File Nation has been recently backed by Y Combinator, and has pivoted to focus on the B2B market by enabling companies to exchange files in a secure way. Corporates tend to avoid using WeTransfer because of security concerns and its lack of compliance with global regulations.

Through the use of cryptography, File Nation adds a further level of security, which allows the monitoring of the number of clicks performed and by whom a given file has been downloaded and how many times.

Sicart is a firm believer that blockchain has the potential to transform the energy industry, too. "Blockchain would be useful, for example, if you had solar panels and wanted to sell your energy to another producer. Thanks to blockchain, you can do that automatically and safely," he said.

Last year, Sicart joined Cryptosolartech as its advisor for disruptive technologies. The startup provides sustainable cryptomining solutions using the energy provided by multiple solar panels installed in the southern region of Spain. 

Sustainable cryptomining

Sicart backs the idea of undertaking cryptomining activities in more sustainable ways, as the process currently consumes the same amount of energy as the whole of Ireland. Cryptosolartech is working on launching the largest mining farm for CO2-free cryptocurrency in Andalusia, Southern Spain. "I don't like to get involved in too many projects, but this one is worth it," he said.
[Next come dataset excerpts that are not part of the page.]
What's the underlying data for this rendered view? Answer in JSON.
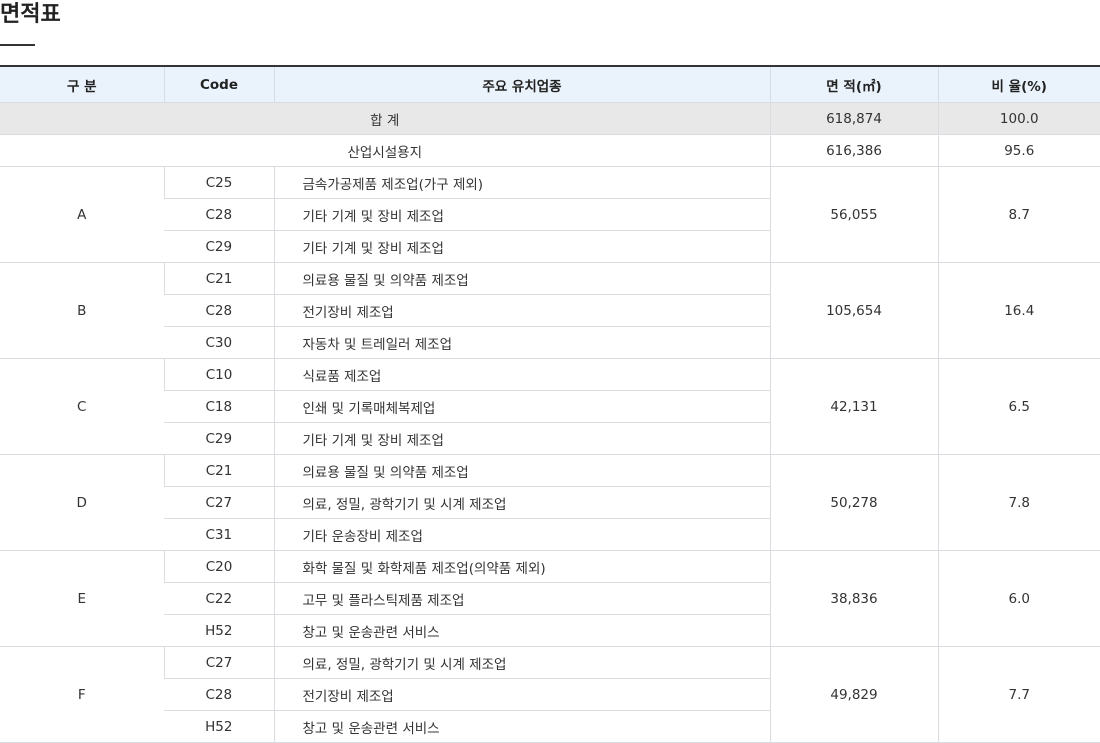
{
  "page_title": "면적표",
  "table": {
    "headers": {
      "group": "구 분",
      "code": "Code",
      "industry": "주요 유치업종",
      "area": "면 적(㎡)",
      "ratio": "비 율(%)"
    },
    "total": {
      "label": "합 계",
      "area": "618,874",
      "ratio": "100.0"
    },
    "industrial": {
      "label": "산업시설용지",
      "area": "616,386",
      "ratio": "95.6"
    },
    "groups": [
      {
        "name": "A",
        "area": "56,055",
        "ratio": "8.7",
        "rows": [
          {
            "code": "C25",
            "industry": "금속가공제품 제조업(가구 제외)"
          },
          {
            "code": "C28",
            "industry": "기타 기계 및 장비 제조업"
          },
          {
            "code": "C29",
            "industry": "기타 기계 및 장비 제조업"
          }
        ]
      },
      {
        "name": "B",
        "area": "105,654",
        "ratio": "16.4",
        "rows": [
          {
            "code": "C21",
            "industry": "의료용 물질 및 의약품 제조업"
          },
          {
            "code": "C28",
            "industry": "전기장비 제조업"
          },
          {
            "code": "C30",
            "industry": "자동차 및 트레일러 제조업"
          }
        ]
      },
      {
        "name": "C",
        "area": "42,131",
        "ratio": "6.5",
        "rows": [
          {
            "code": "C10",
            "industry": "식료품 제조업"
          },
          {
            "code": "C18",
            "industry": "인쇄 및 기록매체복제업"
          },
          {
            "code": "C29",
            "industry": "기타 기계 및 장비 제조업"
          }
        ]
      },
      {
        "name": "D",
        "area": "50,278",
        "ratio": "7.8",
        "rows": [
          {
            "code": "C21",
            "industry": "의료용 물질 및 의약품 제조업"
          },
          {
            "code": "C27",
            "industry": "의료, 정밀, 광학기기 및 시계 제조업"
          },
          {
            "code": "C31",
            "industry": "기타 운송장비 제조업"
          }
        ]
      },
      {
        "name": "E",
        "area": "38,836",
        "ratio": "6.0",
        "rows": [
          {
            "code": "C20",
            "industry": "화학 물질 및 화학제품 제조업(의약품 제외)"
          },
          {
            "code": "C22",
            "industry": "고무 및 플라스틱제품 제조업"
          },
          {
            "code": "H52",
            "industry": "창고 및 운송관련 서비스"
          }
        ]
      },
      {
        "name": "F",
        "area": "49,829",
        "ratio": "7.7",
        "rows": [
          {
            "code": "C27",
            "industry": "의료, 정밀, 광학기기 및 시계 제조업"
          },
          {
            "code": "C28",
            "industry": "전기장비 제조업"
          },
          {
            "code": "H52",
            "industry": "창고 및 운송관련 서비스"
          }
        ]
      }
    ]
  }
}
Straight after the Cryptosolartech project, and armed with lessons learned from starting and running Sharge, Sicart co-founded Shasta last year. Shasta is a mobile app operated through Ethereum that creates a virtual market in which consumers and producers come together to exchange energy. “I realized that the current [energy] distribution system is outdated, and from these premises I founded Shasta," he said.

Exchanges using Shasta are secured with smart contracts and payments can be made exclusively with cryptocurrencies; no euros or dollars are accepted. Shasta's goal is to democratize the energy industry, allowing users to choose the source of electricity – at the lowest and fairest price – without fees for intermediaries.

Sicart envisons a society where everyone will have the right to produce and sell energy. "Technology should be understood only as a tool to find solutions to the problems of humanity, to make the world a better place," he said. "The first great blockchain revolution is not to improve it, but to let people see that it is improving their lives," he added.

Not just a computer wiz, Sicart is passionate about literature and music, too, and recently started learning the piano. A year ago, after he completed high school, he defied expectations and took time off to travel instead of joining a prestigious university or research center. In fact, he questions if spending four years at university would be a worthwhile commitment. He is critical of the current education system in Spain, preferring a society where knowledge is open to everyone and independent of politics and the government. 

“Education must be open and decentralized to allow a vast amount of different points of view to coexist,” he said, once again reflecting his belief in blockchain and its power to democratize society and the access to resources.